Neighboring Pasadena County health officials have a more reasonable idea—even though it means more work for them: rather than forcing all restaurants to bolt up their doors (or, rather, lock down their patios), they’re allowing CDC-compliant restaurants to remain open, while selectively (and temporarily) shutting down those who are violating safety guidelines. (As of this article’s writing, they’ve only needed to close five.)
When asked why Los Angeles County couldn’t do something similar, Ferrer’s reply was that the size of the county made it impossible for the local health department to monitor individual restaurants effectively. Admittedly, with over 10 million residents and some 31,000 restaurants, LA County is the most populous county in America. Ferrer has a point.
The point is this: When centralized bodies and unelected officials have the power to make decisions that so dramatically (not to mention arbitrarily) alter the lives and livelihoods of such a wide swath of people, the consequences can be catastrophic.
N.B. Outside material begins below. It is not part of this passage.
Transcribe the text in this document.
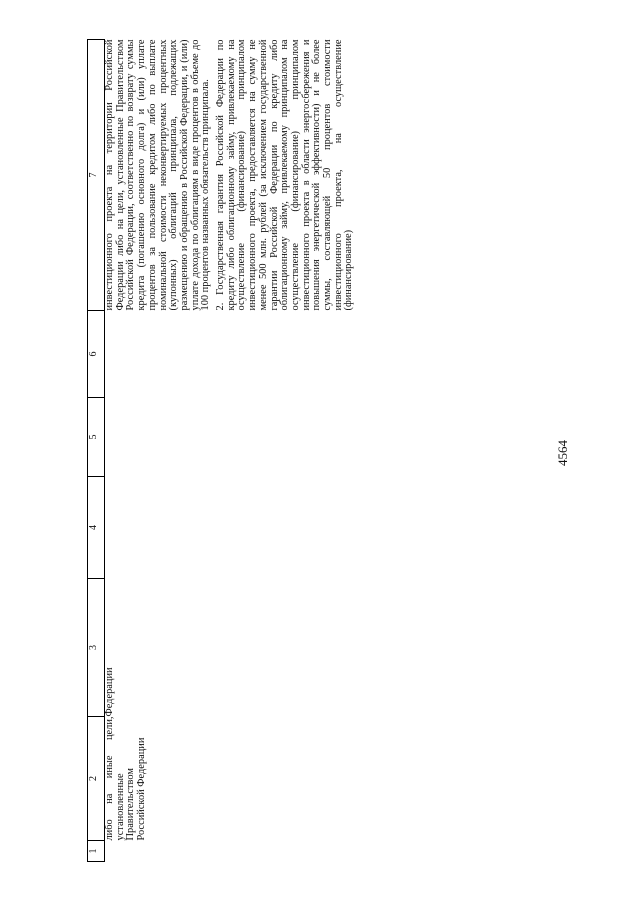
4564
1	2	3	4	5	6	7
	либо на иные цели, установленные Правительством Российской Федерации	Федерации				инвестиционного проекта на территории Российской Федерации либо на цели, установленные Правительством Российской Федерации, соответственно по возврату суммы кредита (погашению основного долга) и (или) уплате процентов за пользование кредитом либо по выплате номинальной стоимости неконвертируемых процентных (купонных) облигаций принципала, подлежащих размещению и обращению в Российской Федерации, и (или) уплате дохода по облигациям в виде процентов в объеме до 100 процентов названных обязательств принципала. 2. Государственная гарантия Российской Федерации по кредиту либо облигационному займу, привлекаемому на осуществление (финансирование) принципалом инвестиционного проекта, предоставляется на сумму не менее 500 млн. рублей (за исключением государственной гарантии Российской Федерации по кредиту либо облигационному займу, привлекаемому принципалом на осуществление (финансирование) принципалом инвестиционного проекта в области энергосбережения и повышения энергетической эффективности) и не более суммы, составляющей 50 процентов стоимости инвестиционного проекта, на осуществление (финансирование)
This is true on a state and local level as much as it is on a national one. Why grant so much authority, over so many lives, to so few people, who know so little about the situations of the people they govern—especially when those in charge unwittingly admit that their job gives them more power than they can or should handle?
Rather than acknowledging this, however, some LA county officials are choosing to do what’s easiest for them (and their six-figure paychecks—which would likely become smaller if the size of their jurisdiction shrank): governing from the top-down, at the expense of bottom-level earners.
In full disclosure, I cannot for the life of me remember the last time I ate at a restaurant. I can, however, recall the years I spent working at restaurants and witnessing the extent to which so many regulatory policies harmed the very people they were intended to help.Admitting that a problem won’t go away just because the government “does something”—anything—is a bitter pill to swallow. But choking it down can start to cure an even more reckless denialism.
If policymakers are trying to fight a war on poverty, they should make sure they don’t mistakenly turn the weapons of that war against poverty’s victims.